Sterne goes on like that, although in a considerably more erudite and roundabout fashion, for six hundred pages, tossing in the occasional quote in Greek, French, or Latin, cramming his non-linear prose full of classical allusions, inserting parenthetical asides and learned treatises on obstetric medicine, noses, and medieval warfare, and anything else that comes to mind. Our young hero is conceived (or is he?) on p. 1, but coitus interruptus postpones the happy event, as do Sterne's thoughts, and he doesn't return to the birth of our hero for another two hundred pages. In the meantime he wanders, throwing in dazzling wordplay, puns, and some of the funniest, lewdest humor imaginable. This from a mid-18th century clergyman.
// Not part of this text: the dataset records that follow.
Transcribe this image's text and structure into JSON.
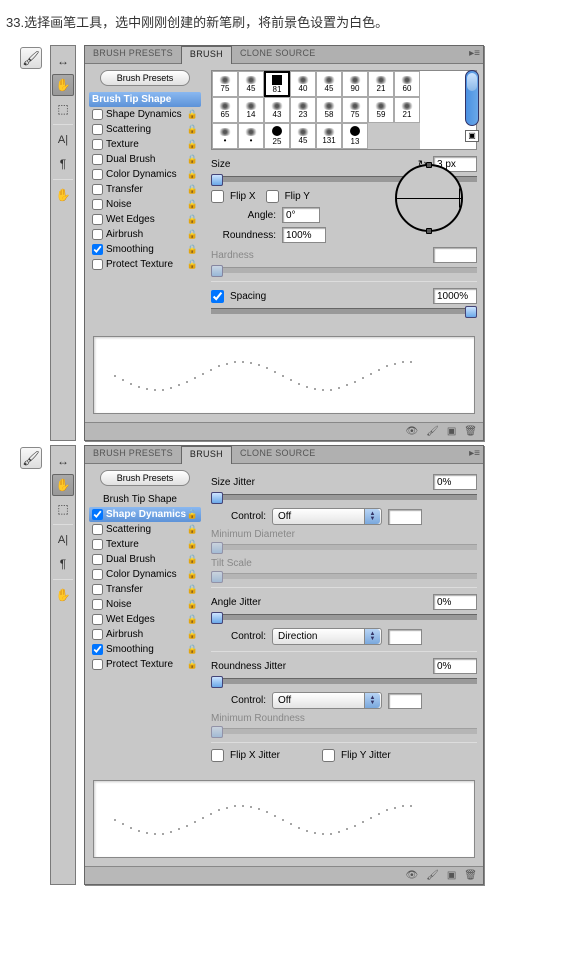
{
  "step_text": "33.选择画笔工具，选中刚刚创建的新笔刷，将前景色设置为白色。",
  "tabs": {
    "presets": "BRUSH PRESETS",
    "brush": "BRUSH",
    "clone": "CLONE SOURCE"
  },
  "sidebar": {
    "presets_btn": "Brush Presets",
    "tip": "Brush Tip Shape",
    "items": [
      {
        "label": "Shape Dynamics"
      },
      {
        "label": "Scattering"
      },
      {
        "label": "Texture"
      },
      {
        "label": "Dual Brush"
      },
      {
        "label": "Color Dynamics"
      },
      {
        "label": "Transfer"
      },
      {
        "label": "Noise"
      },
      {
        "label": "Wet Edges"
      },
      {
        "label": "Airbrush"
      },
      {
        "label": "Smoothing"
      },
      {
        "label": "Protect Texture"
      }
    ]
  },
  "brush_sizes": [
    [
      "75",
      "45",
      "81",
      "40",
      "45",
      "90",
      "21",
      "60"
    ],
    [
      "65",
      "14",
      "43",
      "23",
      "58",
      "75",
      "59",
      "21"
    ],
    [
      "•",
      "•",
      "25",
      "45",
      "131",
      "13",
      "",
      ""
    ]
  ],
  "size": {
    "label": "Size",
    "value": "3 px"
  },
  "flipx": "Flip X",
  "flipy": "Flip Y",
  "angle": {
    "label": "Angle:",
    "value": "0°"
  },
  "roundness": {
    "label": "Roundness:",
    "value": "100%"
  },
  "hardness": {
    "label": "Hardness"
  },
  "spacing": {
    "label": "Spacing",
    "value": "1000%"
  },
  "shape_dyn": {
    "size_jitter": {
      "label": "Size Jitter",
      "value": "0%"
    },
    "control": "Control:",
    "off": "Off",
    "direction": "Direction",
    "min_diam": "Minimum Diameter",
    "tilt": "Tilt Scale",
    "angle_jitter": {
      "label": "Angle Jitter",
      "value": "0%"
    },
    "round_jitter": {
      "label": "Roundness Jitter",
      "value": "0%"
    },
    "min_round": "Minimum Roundness",
    "flipx": "Flip X Jitter",
    "flipy": "Flip Y Jitter"
  }
}
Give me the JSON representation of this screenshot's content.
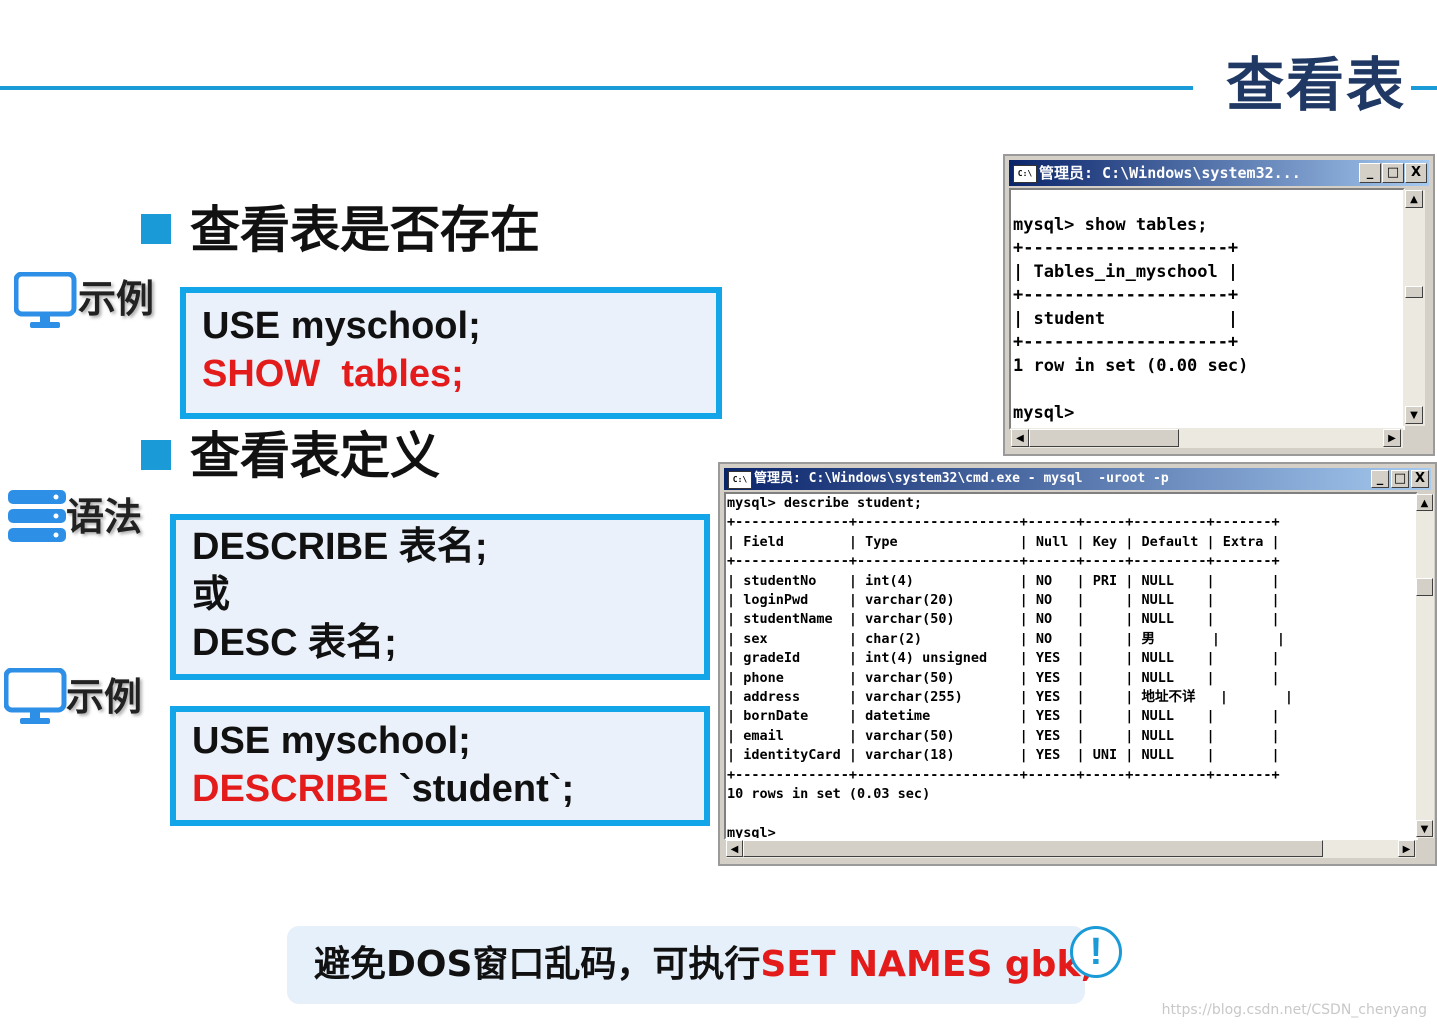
{
  "page_title": "查看表",
  "section1": {
    "heading": "查看表是否存在",
    "example_label": "示例",
    "code_line1": "USE myschool;",
    "code_line2": "SHOW  tables;"
  },
  "section2": {
    "heading": "查看表定义",
    "syntax_label": "语法",
    "syntax_line1": "DESCRIBE 表名;",
    "syntax_line2": "或",
    "syntax_line3": "DESC 表名;",
    "example_label": "示例",
    "code_line1": "USE myschool;",
    "code_line2_red": "DESCRIBE",
    "code_line2_rest": " `student`;"
  },
  "console1": {
    "title": "管理员: C:\\Windows\\system32...",
    "text": "\nmysql> show tables;\n+--------------------+\n| Tables_in_myschool |\n+--------------------+\n| student            |\n+--------------------+\n1 row in set (0.00 sec)\n\nmysql>"
  },
  "console2": {
    "title": "管理员: C:\\Windows\\system32\\cmd.exe - mysql  -uroot -p",
    "text": "mysql> describe student;\n+--------------+--------------------+------+-----+---------+-------+\n| Field        | Type               | Null | Key | Default | Extra |\n+--------------+--------------------+------+-----+---------+-------+\n| studentNo    | int(4)             | NO   | PRI | NULL    |       |\n| loginPwd     | varchar(20)        | NO   |     | NULL    |       |\n| studentName  | varchar(50)        | NO   |     | NULL    |       |\n| sex          | char(2)            | NO   |     | 男       |       |\n| gradeId      | int(4) unsigned    | YES  |     | NULL    |       |\n| phone        | varchar(50)        | YES  |     | NULL    |       |\n| address      | varchar(255)       | YES  |     | 地址不详   |       |\n| bornDate     | datetime           | YES  |     | NULL    |       |\n| email        | varchar(50)        | YES  |     | NULL    |       |\n| identityCard | varchar(18)        | YES  | UNI | NULL    |       |\n+--------------+--------------------+------+-----+---------+-------+\n10 rows in set (0.03 sec)\n\nmysql>"
  },
  "note": {
    "text_black": "避免DOS窗口乱码，可执行",
    "text_red": "SET NAMES gbk;",
    "icon_text": "!"
  },
  "watermark": "https://blog.csdn.net/CSDN_chenyang",
  "window_buttons": {
    "minimize": "_",
    "maximize": "□",
    "close": "X"
  },
  "scroll_glyphs": {
    "up": "▲",
    "down": "▼",
    "left": "◀",
    "right": "▶"
  },
  "console_icon_text": "C:\\"
}
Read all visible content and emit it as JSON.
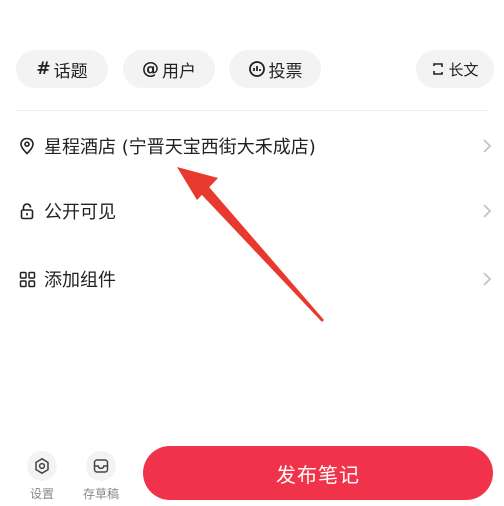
{
  "toolbar": {
    "topic_label": "话题",
    "user_label": "用户",
    "poll_label": "投票",
    "longtext_label": "长文"
  },
  "options": {
    "location_label": "星程酒店 (宁晋天宝西街大禾成店)",
    "visibility_label": "公开可见",
    "widget_label": "添加组件"
  },
  "footer": {
    "settings_label": "设置",
    "drafts_label": "存草稿",
    "publish_label": "发布笔记"
  },
  "colors": {
    "accent": "#f0334b",
    "annotation_arrow": "#e8392e",
    "chip_bg": "#f3f3f3"
  }
}
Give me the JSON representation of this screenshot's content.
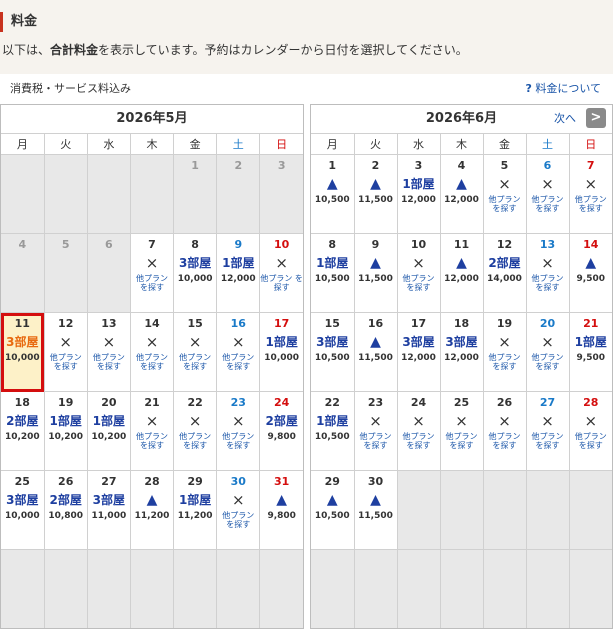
{
  "header": {
    "title": "料金"
  },
  "description": {
    "before": "以下は、",
    "bold": "合計料金",
    "after": "を表示しています。予約はカレンダーから日付を選択してください。"
  },
  "tax_note": "消費税・サービス料込み",
  "about_link": {
    "q": "?",
    "label": "料金について"
  },
  "weekdays": [
    "月",
    "火",
    "水",
    "木",
    "金",
    "土",
    "日"
  ],
  "next": {
    "label": "次へ",
    "icon": ">"
  },
  "other_plan": "他プラン を探す",
  "calendars": [
    {
      "title": "2026年5月",
      "days": [
        {
          "t": "empty"
        },
        {
          "t": "empty"
        },
        {
          "t": "empty"
        },
        {
          "t": "empty"
        },
        {
          "t": "past",
          "d": "1"
        },
        {
          "t": "past",
          "d": "2"
        },
        {
          "t": "past",
          "d": "3"
        },
        {
          "t": "past",
          "d": "4"
        },
        {
          "t": "past",
          "d": "5"
        },
        {
          "t": "past",
          "d": "6"
        },
        {
          "t": "day",
          "d": "7",
          "s": "×",
          "o": true
        },
        {
          "t": "day",
          "d": "8",
          "s": "3部屋",
          "p": "10,000"
        },
        {
          "t": "day",
          "d": "9",
          "s": "1部屋",
          "p": "12,000"
        },
        {
          "t": "day",
          "d": "10",
          "s": "×",
          "o": true
        },
        {
          "t": "day",
          "d": "11",
          "s": "3部屋",
          "p": "10,000",
          "sel": true
        },
        {
          "t": "day",
          "d": "12",
          "s": "×",
          "o": true
        },
        {
          "t": "day",
          "d": "13",
          "s": "×",
          "o": true
        },
        {
          "t": "day",
          "d": "14",
          "s": "×",
          "o": true
        },
        {
          "t": "day",
          "d": "15",
          "s": "×",
          "o": true
        },
        {
          "t": "day",
          "d": "16",
          "s": "×",
          "o": true
        },
        {
          "t": "day",
          "d": "17",
          "s": "1部屋",
          "p": "10,000"
        },
        {
          "t": "day",
          "d": "18",
          "s": "2部屋",
          "p": "10,200"
        },
        {
          "t": "day",
          "d": "19",
          "s": "1部屋",
          "p": "10,200"
        },
        {
          "t": "day",
          "d": "20",
          "s": "1部屋",
          "p": "10,200"
        },
        {
          "t": "day",
          "d": "21",
          "s": "×",
          "o": true
        },
        {
          "t": "day",
          "d": "22",
          "s": "×",
          "o": true
        },
        {
          "t": "day",
          "d": "23",
          "s": "×",
          "o": true
        },
        {
          "t": "day",
          "d": "24",
          "s": "2部屋",
          "p": "9,800"
        },
        {
          "t": "day",
          "d": "25",
          "s": "3部屋",
          "p": "10,000"
        },
        {
          "t": "day",
          "d": "26",
          "s": "2部屋",
          "p": "10,800"
        },
        {
          "t": "day",
          "d": "27",
          "s": "3部屋",
          "p": "11,000"
        },
        {
          "t": "day",
          "d": "28",
          "s": "▲",
          "p": "11,200"
        },
        {
          "t": "day",
          "d": "29",
          "s": "1部屋",
          "p": "11,200"
        },
        {
          "t": "day",
          "d": "30",
          "s": "×",
          "o": true
        },
        {
          "t": "day",
          "d": "31",
          "s": "▲",
          "p": "9,800"
        },
        {
          "t": "empty"
        },
        {
          "t": "empty"
        },
        {
          "t": "empty"
        },
        {
          "t": "empty"
        },
        {
          "t": "empty"
        },
        {
          "t": "empty"
        },
        {
          "t": "empty"
        }
      ]
    },
    {
      "title": "2026年6月",
      "days": [
        {
          "t": "day",
          "d": "1",
          "s": "▲",
          "p": "10,500"
        },
        {
          "t": "day",
          "d": "2",
          "s": "▲",
          "p": "11,500"
        },
        {
          "t": "day",
          "d": "3",
          "s": "1部屋",
          "p": "12,000"
        },
        {
          "t": "day",
          "d": "4",
          "s": "▲",
          "p": "12,000"
        },
        {
          "t": "day",
          "d": "5",
          "s": "×",
          "o": true
        },
        {
          "t": "day",
          "d": "6",
          "s": "×",
          "o": true
        },
        {
          "t": "day",
          "d": "7",
          "s": "×",
          "o": true
        },
        {
          "t": "day",
          "d": "8",
          "s": "1部屋",
          "p": "10,500"
        },
        {
          "t": "day",
          "d": "9",
          "s": "▲",
          "p": "11,500"
        },
        {
          "t": "day",
          "d": "10",
          "s": "×",
          "o": true
        },
        {
          "t": "day",
          "d": "11",
          "s": "▲",
          "p": "12,000"
        },
        {
          "t": "day",
          "d": "12",
          "s": "2部屋",
          "p": "14,000"
        },
        {
          "t": "day",
          "d": "13",
          "s": "×",
          "o": true
        },
        {
          "t": "day",
          "d": "14",
          "s": "▲",
          "p": "9,500"
        },
        {
          "t": "day",
          "d": "15",
          "s": "3部屋",
          "p": "10,500"
        },
        {
          "t": "day",
          "d": "16",
          "s": "▲",
          "p": "11,500"
        },
        {
          "t": "day",
          "d": "17",
          "s": "3部屋",
          "p": "12,000"
        },
        {
          "t": "day",
          "d": "18",
          "s": "3部屋",
          "p": "12,000"
        },
        {
          "t": "day",
          "d": "19",
          "s": "×",
          "o": true
        },
        {
          "t": "day",
          "d": "20",
          "s": "×",
          "o": true
        },
        {
          "t": "day",
          "d": "21",
          "s": "1部屋",
          "p": "9,500"
        },
        {
          "t": "day",
          "d": "22",
          "s": "1部屋",
          "p": "10,500"
        },
        {
          "t": "day",
          "d": "23",
          "s": "×",
          "o": true
        },
        {
          "t": "day",
          "d": "24",
          "s": "×",
          "o": true
        },
        {
          "t": "day",
          "d": "25",
          "s": "×",
          "o": true
        },
        {
          "t": "day",
          "d": "26",
          "s": "×",
          "o": true
        },
        {
          "t": "day",
          "d": "27",
          "s": "×",
          "o": true
        },
        {
          "t": "day",
          "d": "28",
          "s": "×",
          "o": true
        },
        {
          "t": "day",
          "d": "29",
          "s": "▲",
          "p": "10,500"
        },
        {
          "t": "day",
          "d": "30",
          "s": "▲",
          "p": "11,500"
        },
        {
          "t": "empty"
        },
        {
          "t": "empty"
        },
        {
          "t": "empty"
        },
        {
          "t": "empty"
        },
        {
          "t": "empty"
        },
        {
          "t": "empty"
        },
        {
          "t": "empty"
        },
        {
          "t": "empty"
        },
        {
          "t": "empty"
        },
        {
          "t": "empty"
        },
        {
          "t": "empty"
        },
        {
          "t": "empty"
        }
      ]
    }
  ],
  "colors": {
    "accent": "#c8321e",
    "link": "#1a55a8",
    "status": "#1e3fa0",
    "selected_border": "#d40e0e",
    "selected_bg": "#fdf1c8",
    "sat": "#1a7ac8",
    "sun": "#d40e0e"
  }
}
I'm tempted to call it post-modern fiction, but of course that couldn't possibly apply to a stodgy English rector and his mid-18th-century literary filigree. Whatever it is, I'm determined to finish it. It's the most peculiar thing I've ever read.

Sunday, November 15, 2009

Russian Circles -- Geneva

Chicago instrumental trio Russian Circles play music that is a rough triangulation of Sigur Ros, Mastodon, and Rush (but without Geddy Lee; yes, this is a good thing). Their latest album Geneva is their best yet, and finds the band seamlessly merging those disparate influences. The former metal wankery is dialed back here in favor of more textured music featuring cellos and ethereal guitar feedback. Still, this is a far more visceral and muscular band than Sigur Ros and many of the other post-rock acolytes, primarily because drummer Dave Turncrantz is a madman. I'm very impressed. Think of it as post-rock with balls, or pretty, soaring rock 'n roll, with the emphasis on rock. Bonus points, too, for avoiding the whole quiet-to-shriekingly-loud buildup that plagues most post-rock. There are pummeling songs here, but they drift by so effortlessly that one isn't aware of a formula.